There are a few situations where we happen to avoid read reordering (which may be dangerously assumed):

• Reads don’t seem to be reordered across foreign primops (primops defined using the foreign prim keywords). This is because foreign primops are implemented as a jump to another procedure (the primop), and there are no inter-procedural C-- optimizations at present.
• Heap reads don’t seem to be reordered across heap writes. This is because we currently don’t do any aliasing analysis and conservatively assume the write would have clobbered the read. (This is especially dangerous to assume, since you could easily imagine getting some aliasing information from the frontend.)

Finally, the C-- is translated into either assembly (via the NCG—N for native) or to LLVM. During translation, we convert the write-barrier mach-op into an appropriate assembly instruction (no-op on x86) or LLVM intrinsic (sequential consistency barrier); at this point, the behavior is up to the memory model defined by the processor and/or by LLVM.

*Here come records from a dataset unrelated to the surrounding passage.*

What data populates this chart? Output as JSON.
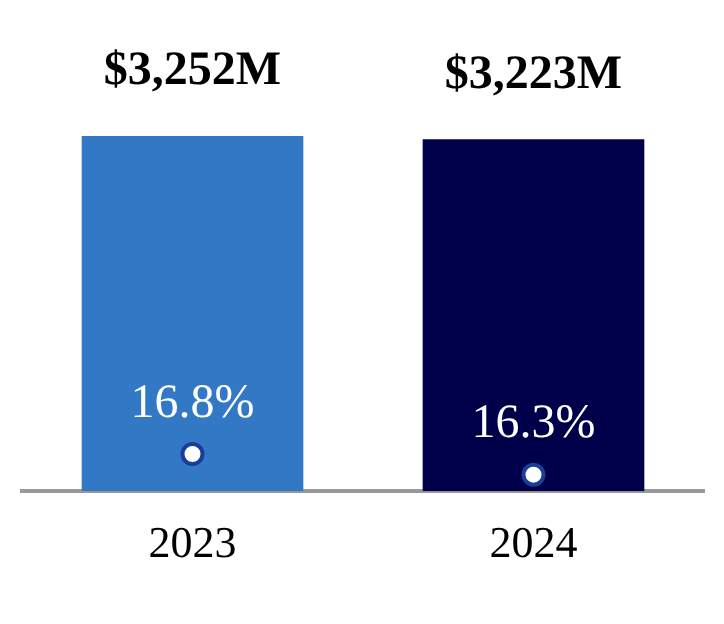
{
  "chart_data": {
    "type": "bar",
    "categories": [
      "2023",
      "2024"
    ],
    "ylim": [
      0,
      3252
    ],
    "series": [
      {
        "colors": [
          "#3278c4",
          "#00004a"
        ],
        "values": [
          3252,
          3223
        ],
        "value_labels": [
          "$3,252M",
          "$3,223M"
        ]
      },
      {
        "type": "scatter",
        "axis": "y2",
        "color": "#1a3d99",
        "values": [
          16.8,
          16.3
        ],
        "value_labels": [
          "16.8%",
          "16.3%"
        ]
      }
    ],
    "y2lim": [
      15.9,
      24.5
    ],
    "tick_labels": "x",
    "grid": false,
    "legend": false,
    "marker": "circle"
  }
}
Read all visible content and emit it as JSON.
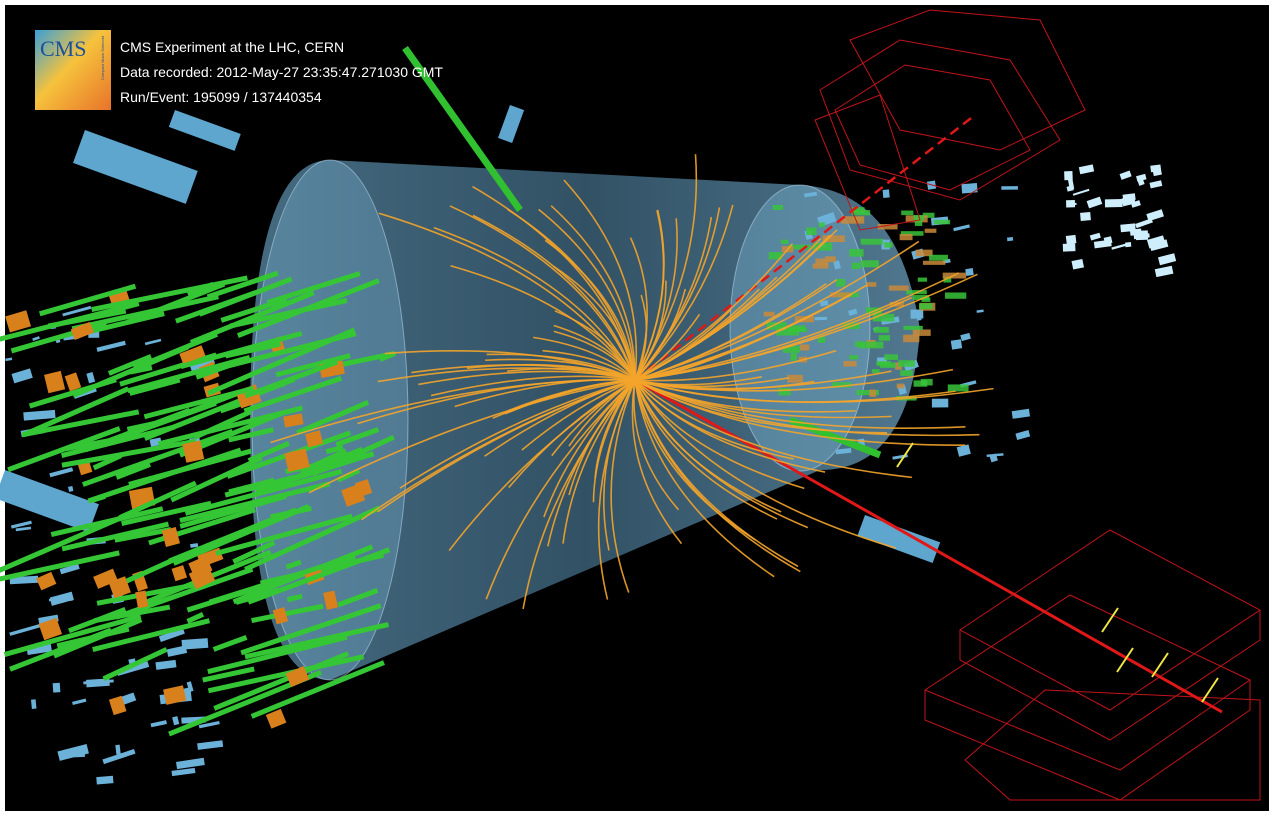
{
  "header": {
    "logo": "CMS",
    "logo_subtitle": "Compact Muon Solenoid",
    "lines": [
      "CMS Experiment at the LHC, CERN",
      "Data recorded: 2012-May-27 23:35:47.271030 GMT",
      "Run/Event: 195099 / 137440354"
    ]
  }
}
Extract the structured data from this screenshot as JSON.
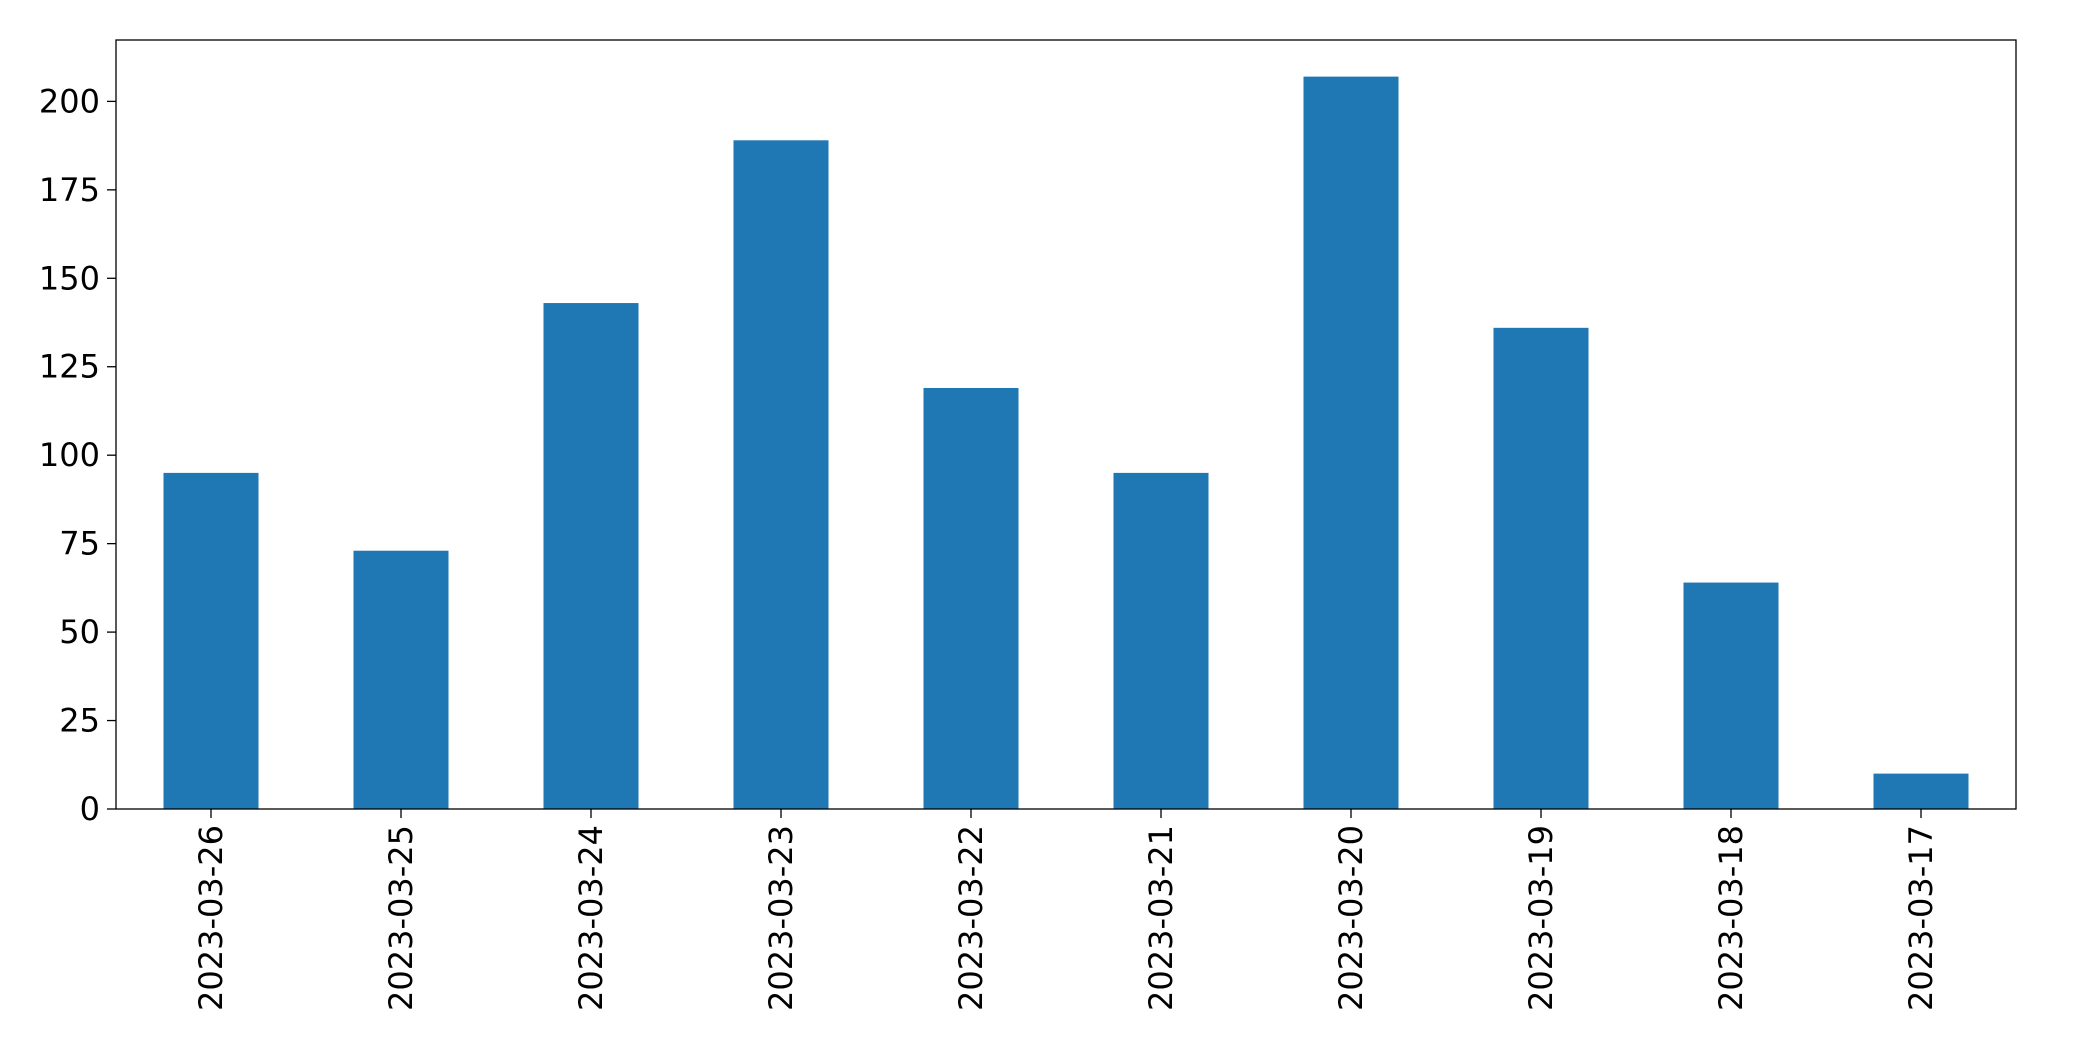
{
  "chart_data": {
    "type": "bar",
    "categories": [
      "2023-03-26",
      "2023-03-25",
      "2023-03-24",
      "2023-03-23",
      "2023-03-22",
      "2023-03-21",
      "2023-03-20",
      "2023-03-19",
      "2023-03-18",
      "2023-03-17"
    ],
    "values": [
      95,
      73,
      143,
      189,
      119,
      95,
      207,
      136,
      64,
      10
    ],
    "color": "#1f77b4",
    "ylim": [
      0,
      217.35
    ],
    "yticks": [
      0,
      25,
      50,
      75,
      100,
      125,
      150,
      175,
      200
    ],
    "grid": false
  }
}
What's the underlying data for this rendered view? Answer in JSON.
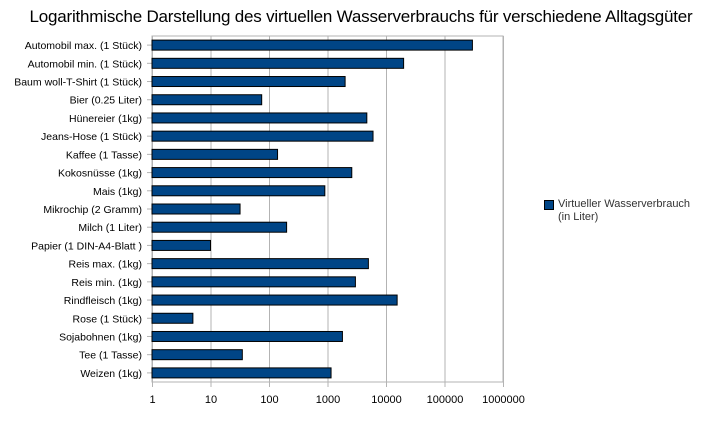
{
  "chart_data": {
    "type": "bar",
    "orientation": "horizontal",
    "title": "Logarithmische Darstellung des virtuellen Wasserverbrauchs für verschiedene Alltagsgüter",
    "xlabel": "",
    "ylabel": "",
    "scale": "log",
    "xlim": [
      1,
      1000000
    ],
    "ticks": [
      "1",
      "10",
      "100",
      "1000",
      "10000",
      "100000",
      "1000000"
    ],
    "grid": true,
    "legend_position": "right",
    "categories": [
      "Automobil max. (1 Stück)",
      "Automobil min. (1 Stück)",
      "Baum woll-T-Shirt (1 Stück)",
      "Bier (0.25 Liter)",
      "Hünereier (1kg)",
      "Jeans-Hose (1 Stück)",
      "Kaffee (1 Tasse)",
      "Kokosnüsse (1kg)",
      "Mais (1kg)",
      "Mikrochip (2 Gramm)",
      "Milch (1 Liter)",
      "Papier (1 DIN-A4-Blatt )",
      "Reis max. (1kg)",
      "Reis min. (1kg)",
      "Rindfleisch (1kg)",
      "Rose (1 Stück)",
      "Sojabohnen (1kg)",
      "Tee (1 Tasse)",
      "Weizen (1kg)"
    ],
    "series": [
      {
        "name": "Virtueller Wasserverbrauch (in Liter)",
        "legend_lines": [
          "Virtueller Wasserverbrauch",
          "(in Liter)"
        ],
        "color": "#004586",
        "values": [
          300000,
          20000,
          2000,
          75,
          4700,
          6000,
          140,
          2600,
          900,
          32,
          200,
          10,
          5000,
          3000,
          15500,
          5,
          1800,
          35,
          1150
        ]
      }
    ]
  }
}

It is worth summarizing the discussion here by comparing it to the documentation at Data.IORef, which gives an informal description of the IORef memory model:

In a concurrent program, IORef operations may appear out-of-order to another thread, depending on the memory model of the underlying processor architecture...The implementation is required to ensure that reordering of memory operations cannot cause type-correct code to go wrong. In particular, when inspecting the value read from an IORef, the memory writes that created that value must have occurred from the point of view of the current thread.

In other words, “We give no guarantees about reordering, except that you will not have any type-safety violations.” This behavior can easily occur as a result of reordering stores or loads. However, the type-safety guarantee is an interesting one: the last sentence remarks that an IORef is not allowed to point to uninitialized memory; that is, we’re not allowed to reorder the write to the IORef with the write that initializes a value. This holds easily on x86, due to the fact that C-- does not reorder stores; I am honestly skeptical that we are doing the right thing on the new code generator for ARM (but no one has submitted a bug yet!)

What does it all mean?

This dive into the gory internals of GHC is all fine and nice, but what does it mean for you, the prospective implementor of a snazzy new concurrent data structure? There are three main points:

1. Without inline foreign primops, you will not be able to convince GHC to emit the fast-path assembly code you are looking for. As we mentioned earlier, foreign primops currently always compile into out-of-line jumps, which will result in a bit of extra cost if the branch predictor is unable to figure out the control flow. On the plus side, any foreign primop call will accidentally enforce the compiler-side write/read barrier you are looking for.
2. With inline foreign primops, you will still need make modifications to GHC in order to ensure that optimization passes respect your snazzy new memory barriers. For example, John Lato’s desire for a load-load barrier (the email which kicked off this post) will be fulfilled with no compiler changes by a out-of-line foreign primop, but not by the hypothetical inline foreign primop.
3. This stuff is really subtle; see the position paper Relaxed memory models must be rigorous, which argues that informal descriptions of memory models (like this blog post!) are far too vague to be useful: if you want to have any hope of being correct, you must formalize it! Which suggests an immediate first step: give C-- a memory model. (This should be a modest innovation over the memory models that C and C++ have recently received.)

For the rest of us, we’ll use STM instead, and be in a slow but compositional and dead-lock free nirvana.